Despite our best intentions and, perhaps, naiveté; we always hope that we will end up in a healthy and even therapeutic work environment that supports the work we do with our patients in a meaningful way. We will hopefully be able to leave work at work and come back into the office feeling refreshed. Our lives, our own to do with as we please. Our office environments, not filled with tension that can be triggering to those who are more highly attuned to these things.
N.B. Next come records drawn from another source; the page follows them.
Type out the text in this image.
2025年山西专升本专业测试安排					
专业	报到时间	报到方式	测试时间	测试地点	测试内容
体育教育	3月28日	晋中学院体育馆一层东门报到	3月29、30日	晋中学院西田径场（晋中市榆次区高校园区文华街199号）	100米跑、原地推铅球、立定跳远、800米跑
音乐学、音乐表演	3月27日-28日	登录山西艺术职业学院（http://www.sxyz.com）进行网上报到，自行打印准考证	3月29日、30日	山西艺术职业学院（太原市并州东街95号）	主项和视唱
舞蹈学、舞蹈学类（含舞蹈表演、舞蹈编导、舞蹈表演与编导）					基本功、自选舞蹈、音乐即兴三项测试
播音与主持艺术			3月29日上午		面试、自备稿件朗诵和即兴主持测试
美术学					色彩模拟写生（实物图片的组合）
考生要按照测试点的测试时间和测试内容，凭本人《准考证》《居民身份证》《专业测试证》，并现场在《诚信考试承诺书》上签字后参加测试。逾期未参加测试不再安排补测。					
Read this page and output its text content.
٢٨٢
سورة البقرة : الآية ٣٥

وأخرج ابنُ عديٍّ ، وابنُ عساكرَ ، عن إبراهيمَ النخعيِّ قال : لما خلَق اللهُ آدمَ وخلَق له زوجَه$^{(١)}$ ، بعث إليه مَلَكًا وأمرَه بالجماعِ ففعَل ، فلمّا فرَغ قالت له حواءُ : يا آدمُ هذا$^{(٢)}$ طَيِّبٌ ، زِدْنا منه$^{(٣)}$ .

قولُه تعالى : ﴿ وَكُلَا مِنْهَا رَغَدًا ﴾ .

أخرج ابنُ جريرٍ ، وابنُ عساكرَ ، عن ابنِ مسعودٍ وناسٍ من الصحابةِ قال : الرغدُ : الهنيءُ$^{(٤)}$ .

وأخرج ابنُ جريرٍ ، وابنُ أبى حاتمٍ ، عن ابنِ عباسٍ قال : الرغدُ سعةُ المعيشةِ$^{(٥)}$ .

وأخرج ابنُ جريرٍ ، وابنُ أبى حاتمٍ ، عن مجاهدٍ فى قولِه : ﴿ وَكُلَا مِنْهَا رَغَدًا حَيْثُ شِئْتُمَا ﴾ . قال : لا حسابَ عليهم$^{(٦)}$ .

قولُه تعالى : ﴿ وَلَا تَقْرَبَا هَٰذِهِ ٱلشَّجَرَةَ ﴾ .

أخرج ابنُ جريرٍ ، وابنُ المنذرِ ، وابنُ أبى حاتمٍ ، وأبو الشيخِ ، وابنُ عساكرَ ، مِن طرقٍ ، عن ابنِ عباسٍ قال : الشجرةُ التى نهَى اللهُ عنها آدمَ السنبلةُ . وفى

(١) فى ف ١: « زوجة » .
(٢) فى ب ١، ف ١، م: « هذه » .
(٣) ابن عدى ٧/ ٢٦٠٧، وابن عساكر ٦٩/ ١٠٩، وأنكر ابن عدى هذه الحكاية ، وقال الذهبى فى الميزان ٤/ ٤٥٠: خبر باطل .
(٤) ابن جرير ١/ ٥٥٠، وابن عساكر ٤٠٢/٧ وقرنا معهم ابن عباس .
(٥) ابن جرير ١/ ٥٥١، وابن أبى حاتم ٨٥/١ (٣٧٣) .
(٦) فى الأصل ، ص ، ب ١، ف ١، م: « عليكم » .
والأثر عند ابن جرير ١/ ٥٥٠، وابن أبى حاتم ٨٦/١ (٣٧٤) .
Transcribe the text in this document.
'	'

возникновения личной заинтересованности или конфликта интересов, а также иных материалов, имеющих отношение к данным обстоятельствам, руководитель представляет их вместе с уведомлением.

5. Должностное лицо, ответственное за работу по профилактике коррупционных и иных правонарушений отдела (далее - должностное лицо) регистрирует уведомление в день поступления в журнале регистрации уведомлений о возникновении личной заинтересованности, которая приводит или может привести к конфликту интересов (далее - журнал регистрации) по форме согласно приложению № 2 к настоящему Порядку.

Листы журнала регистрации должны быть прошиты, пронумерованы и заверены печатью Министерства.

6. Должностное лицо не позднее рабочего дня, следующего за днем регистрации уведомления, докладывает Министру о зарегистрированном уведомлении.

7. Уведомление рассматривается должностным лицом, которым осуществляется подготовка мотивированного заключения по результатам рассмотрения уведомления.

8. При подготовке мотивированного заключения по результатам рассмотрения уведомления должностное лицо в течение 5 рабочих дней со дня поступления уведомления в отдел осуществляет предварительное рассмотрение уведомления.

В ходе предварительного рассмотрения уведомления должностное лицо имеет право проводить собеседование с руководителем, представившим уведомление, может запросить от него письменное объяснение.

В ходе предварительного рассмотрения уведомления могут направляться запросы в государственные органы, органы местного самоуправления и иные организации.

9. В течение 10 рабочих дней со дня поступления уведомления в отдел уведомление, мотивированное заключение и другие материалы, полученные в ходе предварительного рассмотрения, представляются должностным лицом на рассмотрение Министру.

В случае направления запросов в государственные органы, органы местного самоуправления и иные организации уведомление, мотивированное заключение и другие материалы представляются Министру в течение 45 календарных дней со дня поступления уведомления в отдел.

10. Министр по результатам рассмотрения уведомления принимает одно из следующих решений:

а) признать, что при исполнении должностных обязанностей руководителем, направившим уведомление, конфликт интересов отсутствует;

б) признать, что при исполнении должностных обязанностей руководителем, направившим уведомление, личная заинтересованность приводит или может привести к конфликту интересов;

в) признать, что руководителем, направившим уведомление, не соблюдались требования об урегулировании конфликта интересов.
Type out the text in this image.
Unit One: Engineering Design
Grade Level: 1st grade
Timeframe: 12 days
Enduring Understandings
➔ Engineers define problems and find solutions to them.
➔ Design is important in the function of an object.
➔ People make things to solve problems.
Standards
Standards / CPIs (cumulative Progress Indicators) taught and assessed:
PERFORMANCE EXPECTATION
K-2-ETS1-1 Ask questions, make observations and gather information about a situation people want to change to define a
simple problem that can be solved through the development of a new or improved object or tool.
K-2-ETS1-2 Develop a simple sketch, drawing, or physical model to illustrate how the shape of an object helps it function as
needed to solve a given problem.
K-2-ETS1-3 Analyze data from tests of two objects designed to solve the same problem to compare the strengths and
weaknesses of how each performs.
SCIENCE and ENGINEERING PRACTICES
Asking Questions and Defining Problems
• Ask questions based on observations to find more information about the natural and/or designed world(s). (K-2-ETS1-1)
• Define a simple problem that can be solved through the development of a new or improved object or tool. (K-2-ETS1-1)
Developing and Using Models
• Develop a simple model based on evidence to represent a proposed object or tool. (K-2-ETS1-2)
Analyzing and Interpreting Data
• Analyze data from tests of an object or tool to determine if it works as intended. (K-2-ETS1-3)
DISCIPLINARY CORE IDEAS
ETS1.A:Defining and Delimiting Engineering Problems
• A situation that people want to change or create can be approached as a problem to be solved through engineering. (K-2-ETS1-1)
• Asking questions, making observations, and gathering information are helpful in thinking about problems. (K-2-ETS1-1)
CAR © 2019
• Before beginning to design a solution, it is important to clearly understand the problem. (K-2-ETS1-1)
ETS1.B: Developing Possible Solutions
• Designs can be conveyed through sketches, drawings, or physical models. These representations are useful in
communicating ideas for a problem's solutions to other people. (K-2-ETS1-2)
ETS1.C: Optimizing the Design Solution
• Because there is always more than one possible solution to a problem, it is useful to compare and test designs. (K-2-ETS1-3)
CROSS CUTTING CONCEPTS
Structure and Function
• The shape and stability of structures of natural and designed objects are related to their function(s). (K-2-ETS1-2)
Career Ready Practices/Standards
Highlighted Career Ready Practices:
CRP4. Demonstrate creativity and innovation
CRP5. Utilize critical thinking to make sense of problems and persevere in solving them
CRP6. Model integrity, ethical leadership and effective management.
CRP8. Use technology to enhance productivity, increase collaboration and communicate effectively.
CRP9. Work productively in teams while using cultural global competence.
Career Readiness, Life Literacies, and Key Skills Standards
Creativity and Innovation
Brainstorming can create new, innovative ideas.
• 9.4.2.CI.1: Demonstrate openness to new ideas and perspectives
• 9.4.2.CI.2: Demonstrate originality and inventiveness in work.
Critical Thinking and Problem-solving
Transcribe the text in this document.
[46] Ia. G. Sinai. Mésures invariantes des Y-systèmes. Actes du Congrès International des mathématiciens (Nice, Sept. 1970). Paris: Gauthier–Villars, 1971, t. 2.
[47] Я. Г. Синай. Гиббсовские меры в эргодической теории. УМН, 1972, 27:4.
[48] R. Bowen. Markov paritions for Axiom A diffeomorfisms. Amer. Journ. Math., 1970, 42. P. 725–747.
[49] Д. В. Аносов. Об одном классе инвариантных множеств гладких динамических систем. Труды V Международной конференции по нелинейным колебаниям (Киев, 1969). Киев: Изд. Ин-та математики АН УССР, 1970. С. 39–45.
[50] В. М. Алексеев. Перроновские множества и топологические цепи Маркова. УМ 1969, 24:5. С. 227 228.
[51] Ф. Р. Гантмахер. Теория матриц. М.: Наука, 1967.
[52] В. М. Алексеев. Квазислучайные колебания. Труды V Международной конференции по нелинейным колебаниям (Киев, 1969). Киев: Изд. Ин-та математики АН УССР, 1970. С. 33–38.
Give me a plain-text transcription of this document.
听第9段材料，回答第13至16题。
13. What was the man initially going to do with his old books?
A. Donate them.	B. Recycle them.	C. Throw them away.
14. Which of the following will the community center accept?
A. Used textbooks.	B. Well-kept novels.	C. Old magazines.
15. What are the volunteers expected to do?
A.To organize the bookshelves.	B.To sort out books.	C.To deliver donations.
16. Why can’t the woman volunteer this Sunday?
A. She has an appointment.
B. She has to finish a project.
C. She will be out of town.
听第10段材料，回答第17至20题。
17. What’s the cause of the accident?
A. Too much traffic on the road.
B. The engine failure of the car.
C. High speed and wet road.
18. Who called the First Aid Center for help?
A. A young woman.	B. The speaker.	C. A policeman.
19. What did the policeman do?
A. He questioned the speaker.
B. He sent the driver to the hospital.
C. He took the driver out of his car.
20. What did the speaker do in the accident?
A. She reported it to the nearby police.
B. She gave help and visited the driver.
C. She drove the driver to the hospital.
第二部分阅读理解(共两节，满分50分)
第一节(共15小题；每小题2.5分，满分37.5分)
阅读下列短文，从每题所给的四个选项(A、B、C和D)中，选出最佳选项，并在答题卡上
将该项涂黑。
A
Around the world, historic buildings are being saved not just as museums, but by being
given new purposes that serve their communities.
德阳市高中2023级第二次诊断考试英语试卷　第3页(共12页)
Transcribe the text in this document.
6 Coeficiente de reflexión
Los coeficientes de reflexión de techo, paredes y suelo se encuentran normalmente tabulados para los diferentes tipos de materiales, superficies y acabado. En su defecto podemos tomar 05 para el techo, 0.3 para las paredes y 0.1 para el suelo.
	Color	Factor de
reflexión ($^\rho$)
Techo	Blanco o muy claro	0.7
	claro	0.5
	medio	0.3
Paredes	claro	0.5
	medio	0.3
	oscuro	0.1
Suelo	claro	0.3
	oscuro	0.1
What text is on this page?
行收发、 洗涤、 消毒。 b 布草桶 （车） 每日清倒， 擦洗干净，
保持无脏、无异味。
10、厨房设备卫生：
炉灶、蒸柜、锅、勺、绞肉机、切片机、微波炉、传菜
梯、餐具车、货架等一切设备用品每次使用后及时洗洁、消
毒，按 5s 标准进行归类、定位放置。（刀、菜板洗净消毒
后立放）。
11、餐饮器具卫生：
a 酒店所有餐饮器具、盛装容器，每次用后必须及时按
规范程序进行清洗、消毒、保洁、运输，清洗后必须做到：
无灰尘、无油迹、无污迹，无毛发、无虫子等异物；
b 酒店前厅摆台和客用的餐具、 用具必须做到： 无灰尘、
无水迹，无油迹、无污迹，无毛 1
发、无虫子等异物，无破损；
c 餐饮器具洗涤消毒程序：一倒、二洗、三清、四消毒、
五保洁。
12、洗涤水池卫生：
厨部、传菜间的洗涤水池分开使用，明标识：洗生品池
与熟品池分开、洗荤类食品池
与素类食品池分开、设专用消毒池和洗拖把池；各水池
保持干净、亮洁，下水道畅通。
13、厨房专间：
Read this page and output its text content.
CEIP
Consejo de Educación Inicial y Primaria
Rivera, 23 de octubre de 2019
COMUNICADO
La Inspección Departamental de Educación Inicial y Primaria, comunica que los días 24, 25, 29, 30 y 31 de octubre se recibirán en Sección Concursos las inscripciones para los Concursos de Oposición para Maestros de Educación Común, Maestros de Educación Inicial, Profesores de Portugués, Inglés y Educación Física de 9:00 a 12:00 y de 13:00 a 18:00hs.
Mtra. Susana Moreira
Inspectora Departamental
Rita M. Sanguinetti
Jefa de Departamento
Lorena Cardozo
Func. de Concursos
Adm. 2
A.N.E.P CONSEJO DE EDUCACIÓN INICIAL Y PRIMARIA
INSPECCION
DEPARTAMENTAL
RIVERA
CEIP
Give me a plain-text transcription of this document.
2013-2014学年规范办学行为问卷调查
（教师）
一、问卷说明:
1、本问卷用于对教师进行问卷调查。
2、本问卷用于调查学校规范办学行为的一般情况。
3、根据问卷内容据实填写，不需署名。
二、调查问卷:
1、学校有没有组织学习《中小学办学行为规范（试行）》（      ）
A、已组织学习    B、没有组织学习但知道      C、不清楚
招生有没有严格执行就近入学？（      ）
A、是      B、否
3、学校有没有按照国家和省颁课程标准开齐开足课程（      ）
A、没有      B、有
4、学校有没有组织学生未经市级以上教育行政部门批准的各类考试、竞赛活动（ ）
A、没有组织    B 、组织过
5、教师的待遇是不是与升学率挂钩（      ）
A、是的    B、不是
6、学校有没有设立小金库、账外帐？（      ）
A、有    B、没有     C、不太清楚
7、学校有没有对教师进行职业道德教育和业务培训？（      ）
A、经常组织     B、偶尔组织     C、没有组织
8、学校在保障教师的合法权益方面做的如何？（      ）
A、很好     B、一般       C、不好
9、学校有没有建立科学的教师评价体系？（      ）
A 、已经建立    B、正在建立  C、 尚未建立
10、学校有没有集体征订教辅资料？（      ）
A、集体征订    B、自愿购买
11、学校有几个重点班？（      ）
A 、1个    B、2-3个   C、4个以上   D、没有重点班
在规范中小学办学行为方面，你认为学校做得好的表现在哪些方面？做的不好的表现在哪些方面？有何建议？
Our work can be hard enough to cope with without the additional stress of a toxic or borderline toxic work environment. I would encourage all therapists to evaluate their surroundings and look for the hallmark cues listed above and even some of your own “red flags” and then make plans about how to address those. In some cases, just like in any relationship, you may find that the benefits do not outweigh the emotional strife. Then it may be worth sitting down and defining what boundaries can be set where and where the line in the sand is in regards to those boundaries. In some cases, even contingency planning for the (best) worst case scenario (e.g. leaving) may be a helpful way to stop feeling so “stuck” all the time.
We can only help our clients as much as we have the emotional space to do so. In a toxic work environment, our daily capacity to carry our client’s pain gets smaller and smaller the longer we are there. It is not fair to us nor is it fair to our clients.
Take a second to look at your current work environment and do a quick evaluation. Where do you stand on it?
Brittany Lash is an LPC-S in Texas currently managing two inpatient psychiatric units. Her passions are providing care to individuals with serious and persistent mental illness, reworking broken systems, community collaboration, and mental health policy. Her clinical specializations are crisis intervention, risk assessment, trauma work, and providing care for those who have lost loved ones to suicide.